Our collective existential/millennial/Y2K-bug angst now has been
channelled officially into one cinematic premise: the line between
reality and virtual reality is growing too thin for comfort, and
cyberspace is intruding on our personal space. No fewer than three 1999
releases are set to spook us with our infatuation with jacked-in
sensation: eXistenZ, THE THIRTEENTH FLOOR, and the first entry, THE
MATRIX. Though the marketing campaign (and official web site) teases us
with the cryptic question "what is The Matrix?", it wouldn't be giving
anything away to say that it's something you'll be seeing a lot of over
the next few months.
We'll all be fortunate if what we see is as kinetically entertaining
as THE MATRIX. The story begins as mild-mannered software engineer Thomas
Anderson (Keanu Reeves) -- alias hacker-for-hire Neo -- begins to suspect
that something is strange in his world. He has been contacted by a
mysterious woman named Trinity (Carrie-Anne Moss) on behalf of infamous
hacker Morpheus (Laurence Fishburne), and has become the target of shadowy
agents led by Agent Smith (Hugo Weaving). His very concept of reality
bending around him, Neo meets with Morpheus to learn an astonishing truth:
nothing in his experience is what it appears to be, and Neo himself may be
the key to saving all humanity.
If that description seems a bit coy, it's only because part of the
fun in the first half of THE MATRIX is allowing its bizarre cosmology to
unfold. On the surface it bears a resemblance to 1998's psycho-dystopia
DARK CITY, but writer/directors Andy and Larry Wachowski (BOUND) avoid the
murky pretentiousness that turned DARK CITY into art direction in search
of a movie. Though there's plenty of exposition required to explain
what's going on in THE MATRIX, the Wachowskis manage to do it with a wink
and a smile, investing the expository segments with wit and imagination.
The film's first hour is somewhat slow going, yet even while waiting for
it to gain momentum there's a certain confidence that it will.
And boy, does it ever. The action sequences in THE MATRIX are some
of the best in a long time, combining wicked visual effects (familiar to
those who've seen any Gap commercials lately) with creative choreography.

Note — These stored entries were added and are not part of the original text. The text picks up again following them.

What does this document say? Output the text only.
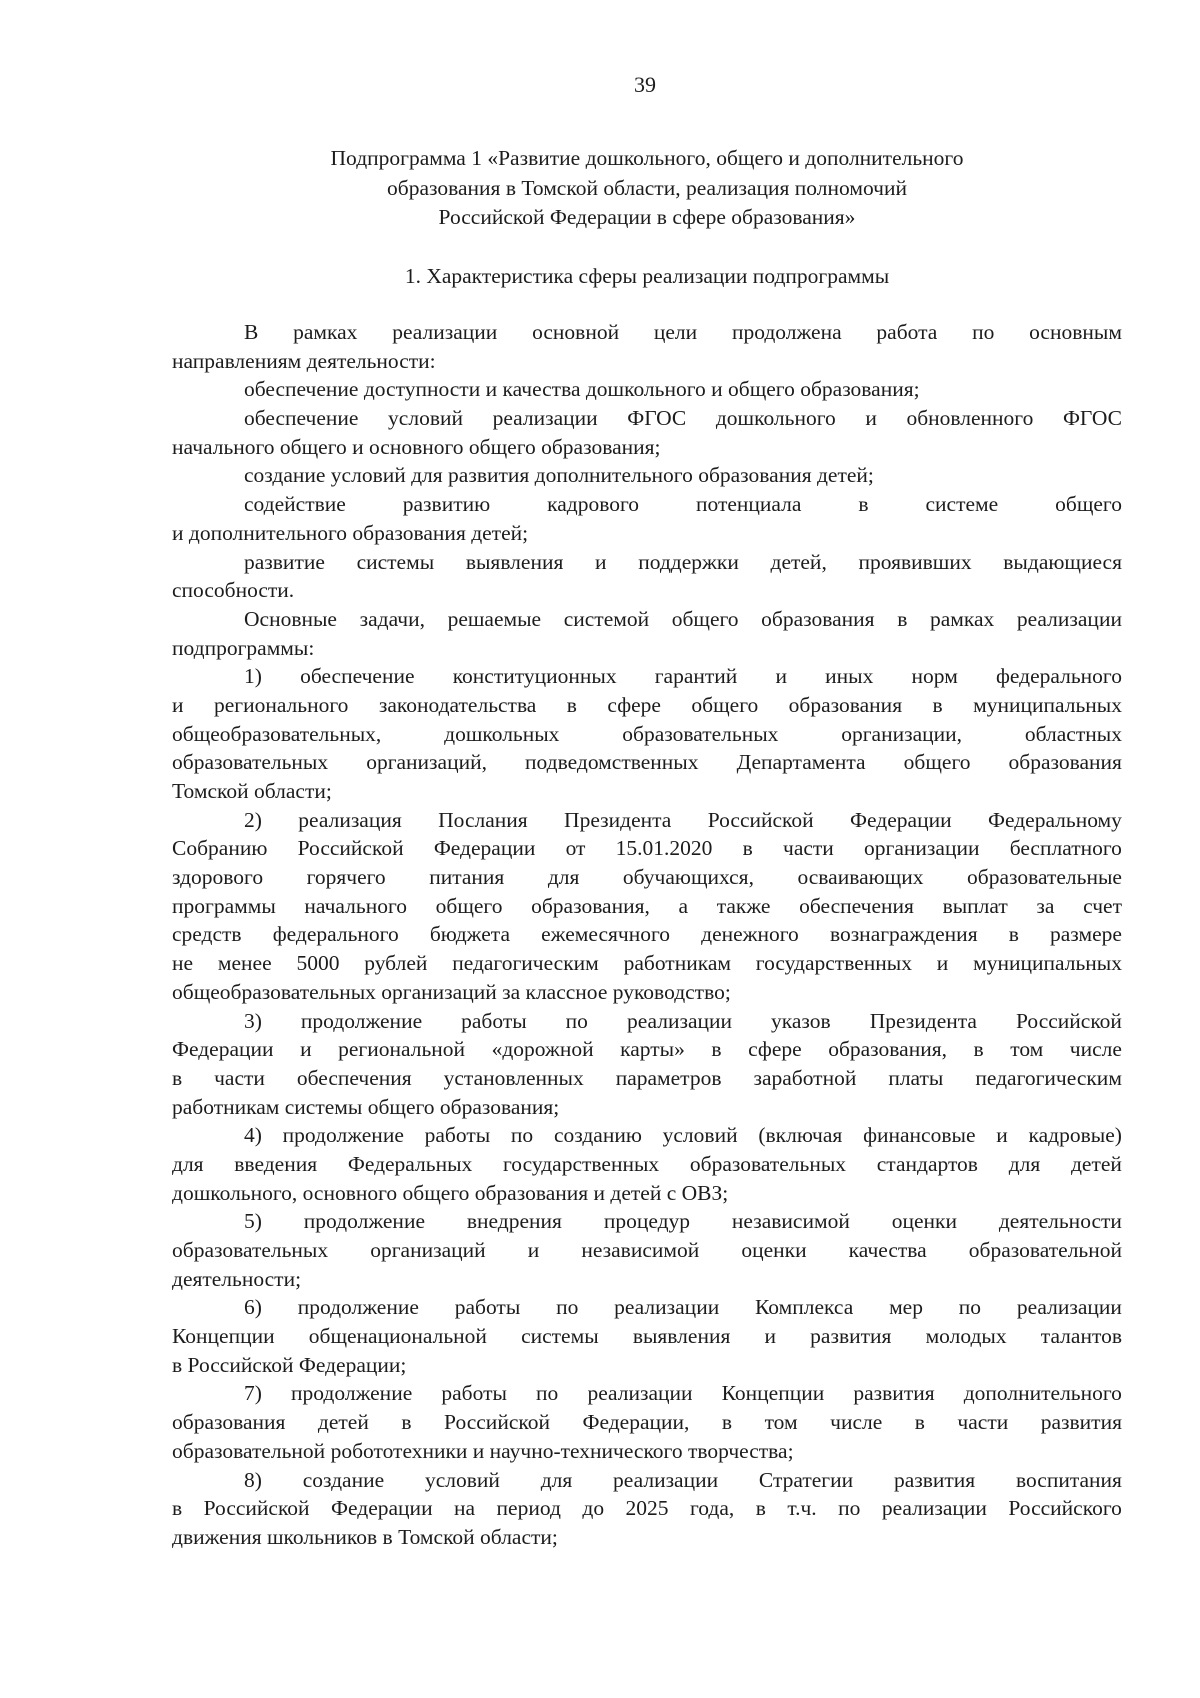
39
Подпрограмма 1 «Развитие дошкольного, общего и дополнительного
образования в Томской области, реализация полномочий
Российской Федерации в сфере образования»
1. Характеристика сферы реализации подпрограммы
В рамках реализации основной цели продолжена работа по основным
направлениям деятельности:
обеспечение доступности и качества дошкольного и общего образования;
обеспечение условий реализации ФГОС дошкольного и обновленного ФГОС
начального общего и основного общего образования;
создание условий для развития дополнительного образования детей;
содействие	развитию	кадрового	потенциала	в	системе	общего
и дополнительного образования детей;
развитие системы выявления и поддержки детей, проявивших выдающиеся
способности.
Основные задачи, решаемые системой общего образования в рамках реализации
подпрограммы:
1) обеспечение конституционных гарантий и иных норм федерального
и регионального законодательства в сфере общего образования в муниципальных
общеобразовательных,	дошкольных	образовательных	организации,	областных
образовательных организаций, подведомственных Департамента общего образования
Томской области;
2) реализация Послания Президента Российской Федерации Федеральному
Собранию Российской Федерации от 15.01.2020 в части организации бесплатного
здорового горячего питания для обучающихся, осваивающих образовательные
программы начального общего образования, а также обеспечения выплат за счет
средств федерального бюджета ежемесячного денежного вознаграждения в размере
не менее 5000 рублей педагогическим работникам государственных и муниципальных
общеобразовательных организаций за классное руководство;
3) продолжение работы по реализации указов Президента Российской
Федерации и региональной «дорожной карты» в сфере образования, в том числе
в части обеспечения установленных параметров заработной платы педагогическим
работникам системы общего образования;
4) продолжение работы по созданию условий (включая финансовые и кадровые)
для введения Федеральных государственных образовательных стандартов для детей
дошкольного, основного общего образования и детей с ОВЗ;
5) продолжение внедрения процедур независимой оценки деятельности
образовательных организаций и независимой оценки качества образовательной
деятельности;
6) продолжение работы по реализации Комплекса мер по реализации
Концепции общенациональной системы выявления и развития молодых талантов
в Российской Федерации;
7) продолжение работы по реализации Концепции развития дополнительного
образования детей в Российской Федерации, в том числе в части развития
образовательной робототехники и научно-технического творчества;
8) создание условий для реализации Стратегии развития воспитания
в Российской Федерации на период до 2025 года, в т.ч. по реализации Российского
движения школьников в Томской области;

Fully aware that they're dealing physics of their own invention, the
Wachowskis let loose with both barrels, sending THE MATRIX over-the-top
and into the realm of video game excess. Amazingly, it almost never feels
like a video-game movie, thanks mostly to the Wachowskis' sure-handed
pacing but also to some ingenious casting. They take advantage of Keanu
Reeves for all the pretty-boy befuddlement he's worth, even having some
fun with his less-than-brilliant image; Hugo Weaving's clinically
enunciated diction helps turn Agent Smith into a perfect icy antagonist.
THE MATRIX is a blast, but it's never a dumb blast. Where else would you
find a hero adding "Drunken Boxing" to his fighting repertoire?
There are plenty of places where it feels like THE MATRIX could have
been tidied up a bit -- a lengthy chase here, a pointless romantic angle
there, a conversation about why everything tastes like chicken over there
-- to bring the running time down below two hours. It's the kind of movie
that will turn off plenty of viewers, either because of its violence, its
convoluted story or its pokiness in getting to the good stuff. Others
will see THE MATRIX as the kind of film that makes use of action and
special effects instead of being used by them, the kind of film that takes
that extra moment to turn its big showdown into a classic spaghetti
Western confrontation. If virtual reality is the flavor of the month,
plug me in to something like THE MATRIX, and give me a world where the
adventure is worth two hours of my time.
On the Renshaw scale of 0 to 10 reality checks: 7.